Hokejowy jackpot w stolicy hazardu. Vegas Golden Knights zdobyli Puchar Stanleya [WIDEO]
"Co zdarzyło się w Vegas, zostaje w Vegas" - mawiają Amerykanie. Tej nocy w światowej stolicy hazardu zostało najcenniejsze ze wszystkich hokejowych trofeów. Vegas Golden Knights zdobyli swój pierwszy w historii Puchar Stanleya, przy okazji ustanawiając rekord wszech czasów.
Drużyna Bruce'a Cassidy'ego przed własną publicznością w T-Mobile Arenie rozgromiła Florida Panthers 9:3 w 5. meczu finału play-off NHL i w całej serii zwyciężyła 4-1. Pierwszy raz w historii zespół zapewnił sobie Puchar Stanleya strzelając w ostatnim spotkaniu finału aż 9 goli.
"Złoci Rycerze" wygrali pierwszą tercję 2:0, na początku drugiej grające bez kontuzjowanego lidera Matthew Tkachuka "Pantery" zdobyły bramkę kontaktową, ale miejscowi odpowiedzieli 4 trafieniami i po dwóch odsłonach prowadzili już 6:1.
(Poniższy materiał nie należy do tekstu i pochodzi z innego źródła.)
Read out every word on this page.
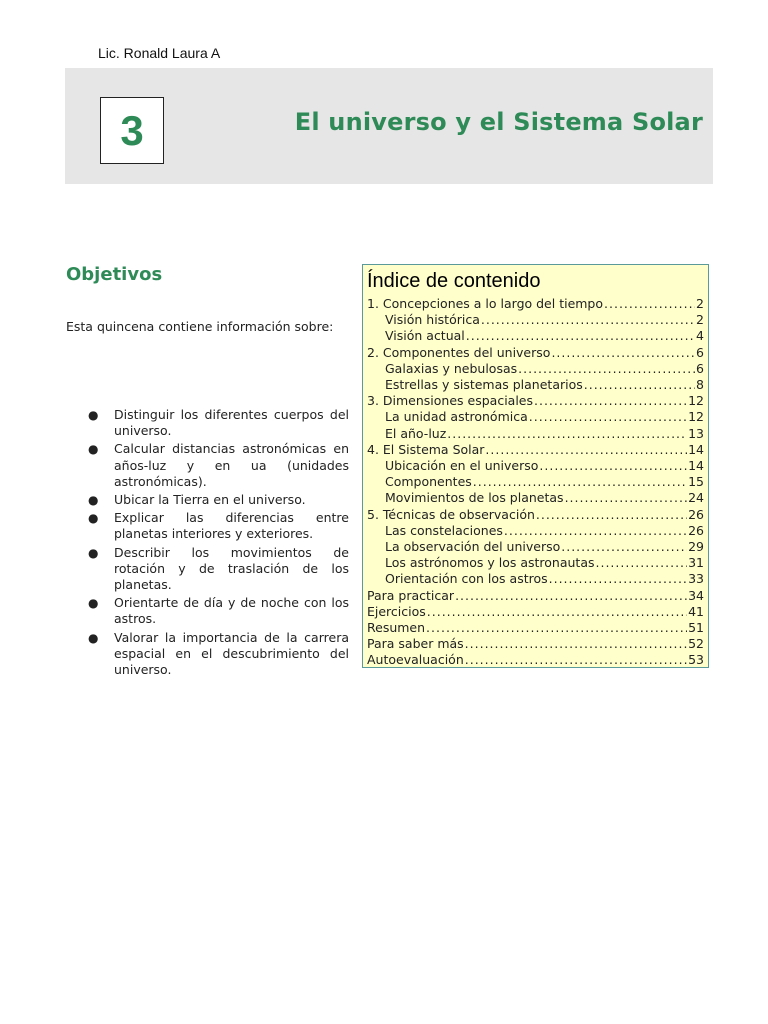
Lic. Ronald Laura A
3	El universo y el Sistema Solar
Objetivos
Esta quincena contiene información sobre:
● Distinguir los diferentes cuerpos del universo.
● Calcular distancias astronómicas en años-luz y en ua (unidades astronómicas).
● Ubicar la Tierra en el universo.
● Explicar las diferencias entre planetas interiores y exteriores.
● Describir los movimientos de rotación y de traslación de los planetas.
● Orientarte de día y de noche con los astros.
● Valorar la importancia de la carrera espacial en el descubrimiento del universo.
Índice de contenido
1. Concepciones a lo largo del tiempo .....	2
Visión histórica .....	2
Visión actual .....	4
2. Componentes del universo .....	6
Galaxias y nebulosas .....	6
Estrellas y sistemas planetarios .....	8
3. Dimensiones espaciales .....	12
La unidad astronómica .....	12
El año-luz .....	13
4. El Sistema Solar .....	14
Ubicación en el universo .....	14
Componentes .....	15
Movimientos de los planetas .....	24
5. Técnicas de observación .....	26
Las constelaciones .....	26
La observación del universo .....	29
Los astrónomos y los astronautas .....	31
Orientación con los astros .....	33
Para practicar .....	34
Ejercicios .....	41
Resumen .....	51
Para saber más .....	52
Autoevaluación .....	53
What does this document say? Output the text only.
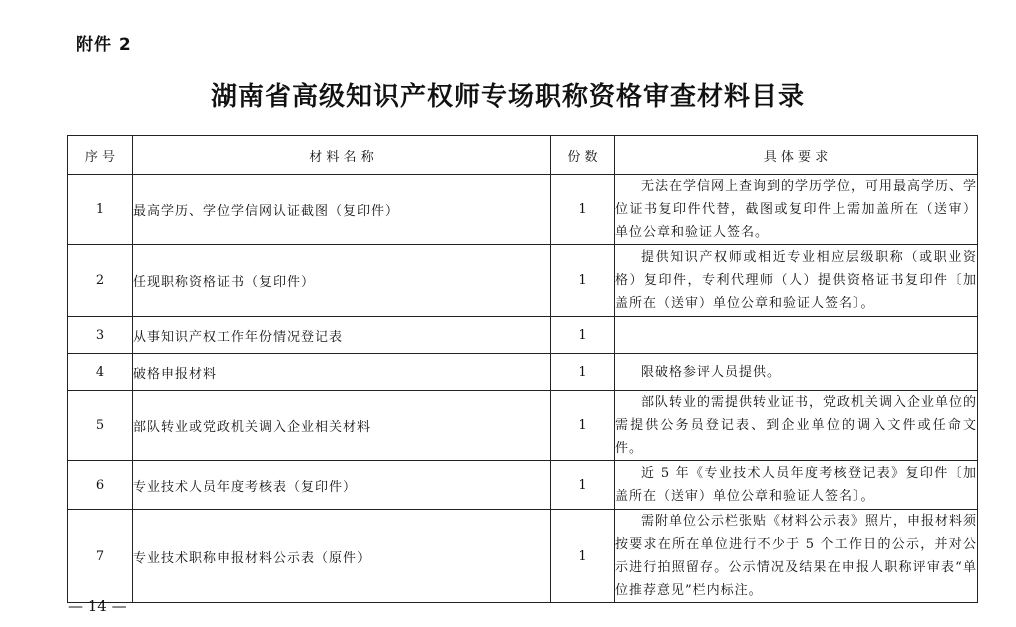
附件 2
湖南省高级知识产权师专场职称资格审查材料目录
序 号	材 料 名 称	份 数	具 体 要 求
1	最高学历、学位学信网认证截图（复印件）	1	无法在学信网上查询到的学历学位，可用最高学历、学位证书复印件代替，截图或复印件上需加盖所在（送审）单位公章和验证人签名。
2	任现职称资格证书（复印件）	1	提供知识产权师或相近专业相应层级职称（或职业资格）复印件，专利代理师（人）提供资格证书复印件〔加盖所在（送审）单位公章和验证人签名〕。
3	从事知识产权工作年份情况登记表	1	
4	破格申报材料	1	限破格参评人员提供。
5	部队转业或党政机关调入企业相关材料	1	部队转业的需提供转业证书，党政机关调入企业单位的需提供公务员登记表、到企业单位的调入文件或任命文件。
6	专业技术人员年度考核表（复印件）	1	近 5 年《专业技术人员年度考核登记表》复印件〔加盖所在（送审）单位公章和验证人签名〕。
7	专业技术职称申报材料公示表（原件）	1	需附单位公示栏张贴《材料公示表》照片，申报材料须按要求在所在单位进行不少于 5 个工作日的公示，并对公示进行拍照留存。公示情况及结果在申报人职称评审表“单位推荐意见”栏内标注。
— 14 —
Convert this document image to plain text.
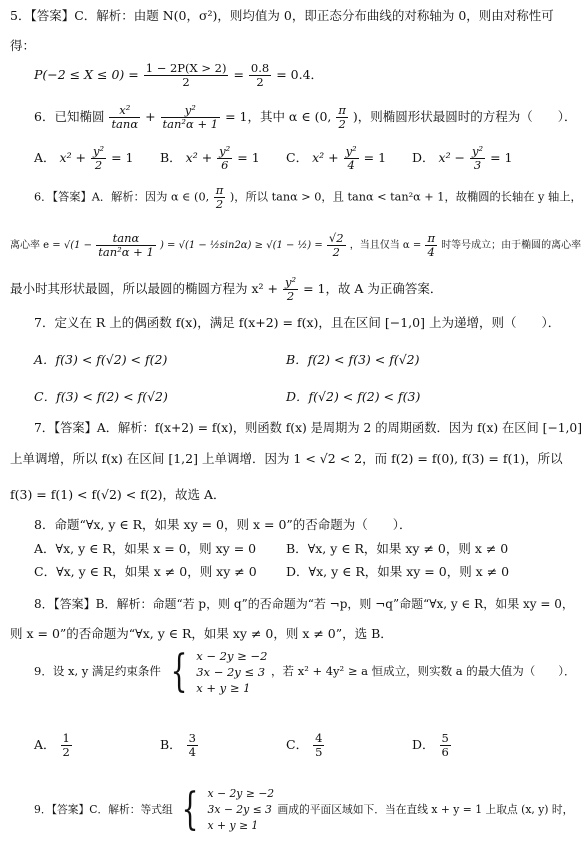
5．【答案】C．解析：由题 N(0，σ²)，则均值为 0，即正态分布曲线的对称轴为 0，则由对称性可
得：
$P(-2 \le X \le 0) = \frac{1 - 2P(X > 2)}{2} = \frac{0.8}{2} = 0.4$．
6．已知椭圆 $\frac{\text{x²}}{\tan\alpha} + \frac{\text{y²}}{\text{tan²α + 1}} = 1$，其中 α ∈ (0, $\frac{\pi}{2}$ )，则椭圆形状最圆时的方程为（　　）．
A． $x^2 + \frac{\text{y²}}{2} = 1$ B． $x^2 + \frac{\text{y²}}{6} = 1$ C． $x^2 + \frac{\text{y²}}{4} = 1$ D． $x^2 - \frac{\text{y²}}{3} = 1$
6．【答案】A．解析：因为 α ∈ (0, $\frac{\pi}{2}$ )，所以 tanα > 0，且 tanα < tan²α + 1，故椭圆的长轴在 y 轴上，
离心率 $e = √(1 - \frac{\tan\alpha}{\text{tan²α + 1}}$ ) = √(1 − ½sin2α) ≥ √(1 − ½) = $\frac{√2}{2}$ ，当且仅当 $\alpha = \frac{\pi}{4}$ 时等号成立；由于椭圆的离心率
最小时其形状最圆，所以最圆的椭圆方程为 $x^2 + \frac{\text{y²}}{2} = 1$，故 A 为正确答案．
7．定义在 R 上的偶函数 f(x)，满足 f(x+2) = f(x)，且在区间 [−1,0] 上为递增，则（　　）．
A．f(3) < f(√2) < f(2)	B．f(2) < f(3) < f(√2)
C．f(3) < f(2) < f(√2)	D．f(√2) < f(2) < f(3)
7．【答案】A．解析：f(x+2) = f(x)，则函数 f(x) 是周期为 2 的周期函数．因为 f(x) 在区间 [−1,0]
上单调增，所以 f(x) 在区间 [1,2] 上单调增．因为 1 < √2 < 2，而 f(2) = f(0), f(3) = f(1)，所以
f(3) = f(1) < f(√2) < f(2)，故选 A．
8．命题“∀x, y ∈ R，如果 xy = 0，则 x = 0”的否命题为（　　）．
A．∀x, y ∈ R，如果 x = 0，则 xy = 0 B．∀x, y ∈ R，如果 xy ≠ 0，则 x ≠ 0
C．∀x, y ∈ R，如果 x ≠ 0，则 xy ≠ 0 D．∀x, y ∈ R，如果 xy = 0，则 x ≠ 0
8．【答案】B．解析：命题“若 p，则 q”的否命题为“若 ¬p，则 ¬q”命题“∀x, y ∈ R，如果 xy = 0，
则 x = 0”的否命题为“∀x, y ∈ R，如果 xy ≠ 0，则 x ≠ 0”，选 B．
9．设 x, y 满足约束条件 { x − 2y ≥ −2
3x − 2y ≤ 3
x + y ≥ 1
，若 x² + 4y² ≥ a 恒成立，则实数 a 的最大值为（　　）．
A． $\frac{1}{2}$	B． $\frac{3}{4}$	C． $\frac{4}{5}$	D． $\frac{5}{6}$
9．【答案】C．解析：等式组 { x − 2y ≥ −2
3x − 2y ≤ 3
x + y ≥ 1
画成的平面区域如下．当在直线 x + y = 1 上取点 (x, y) 时，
W tej sytuacji trzecia tercja wydawała się w zasadzie oczekiwaniem na wręczenie pucharu, ale zawodnicy zaprezentowali w niej strzelecki festiwal, zdobywając łącznie 5 goli.
W decydującym spotkaniu najlepszy był kapitan Golden Knights Mark Stone, który także indywidualnie zapisał się w historii, bo zanotował hat trick. Ostatnim graczem, który w spotkaniu decydującym o Pucharze Stanleya strzelił co najmniej 3 gole był 28 marca 1922 (!) roku Babe Dye, który trafił wówczas dla Toronto St. Patricks nawet 4 razy.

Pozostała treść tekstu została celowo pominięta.